1. Find the prime factors of each number

To find the prime factors, we divide each number by the smallest prime numbers until we can no longer divide.

For 4: $$ 4 = 2 \times 2 = 2^2 $$

For 15: $$ 15 = 3 \times 5 $$

2. List all unique prime factors

From the prime factorization, we identify all unique prime factors:

• For 4, the prime factor is 2.
• For 15, the prime factors are 3 and 5.

Thus, the unique prime factors are: 2, 3, and 5.

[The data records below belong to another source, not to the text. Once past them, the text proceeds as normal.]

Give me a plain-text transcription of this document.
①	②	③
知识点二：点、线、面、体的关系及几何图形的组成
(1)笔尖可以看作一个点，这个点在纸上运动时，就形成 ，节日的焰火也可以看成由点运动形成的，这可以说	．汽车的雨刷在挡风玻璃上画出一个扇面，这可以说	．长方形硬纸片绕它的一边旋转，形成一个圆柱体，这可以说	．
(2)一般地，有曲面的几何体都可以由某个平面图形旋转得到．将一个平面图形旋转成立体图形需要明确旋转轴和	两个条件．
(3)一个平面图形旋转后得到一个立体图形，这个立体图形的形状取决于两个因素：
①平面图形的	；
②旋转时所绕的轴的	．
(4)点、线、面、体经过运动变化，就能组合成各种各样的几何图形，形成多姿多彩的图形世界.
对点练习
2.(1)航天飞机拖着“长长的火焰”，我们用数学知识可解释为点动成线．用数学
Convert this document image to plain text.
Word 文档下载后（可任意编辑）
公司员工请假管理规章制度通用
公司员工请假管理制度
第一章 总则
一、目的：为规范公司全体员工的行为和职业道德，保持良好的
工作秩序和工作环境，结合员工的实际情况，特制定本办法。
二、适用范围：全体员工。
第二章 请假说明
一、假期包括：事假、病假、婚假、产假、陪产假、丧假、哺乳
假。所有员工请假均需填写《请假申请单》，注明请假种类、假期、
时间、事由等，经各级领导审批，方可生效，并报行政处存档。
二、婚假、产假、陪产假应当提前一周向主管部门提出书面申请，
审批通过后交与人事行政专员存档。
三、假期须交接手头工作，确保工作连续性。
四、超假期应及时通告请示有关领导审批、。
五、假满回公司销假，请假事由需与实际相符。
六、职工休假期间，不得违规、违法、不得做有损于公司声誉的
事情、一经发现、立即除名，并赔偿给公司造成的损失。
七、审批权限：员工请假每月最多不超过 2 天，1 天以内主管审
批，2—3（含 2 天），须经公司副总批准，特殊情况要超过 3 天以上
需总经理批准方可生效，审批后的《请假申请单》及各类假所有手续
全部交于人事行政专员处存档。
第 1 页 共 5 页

3. Determine the highest power of each prime factor

Next, we take the highest power of each prime factor from the factorizations:

• The highest power of 2 is $2^2$.
• The highest power of 3 is $3^1$.
• The highest power of 5 is $5^1$.

4. Multiply the highest powers together

Now, we multiply these highest powers to find the LCM: $$ LCM = 2^2 \times 3^1 \times 5^1 $$

Calculating this gives: $$ LCM = 4 \times 3 \times 5 $$

5. Calculate the final result

Now, we perform the multiplication: $$ 4 \times 3 = 12 $$ $$ 12 \times 5 = 60 $$

Therefore, the least common multiple (LCM) of 4 and 15 is 60.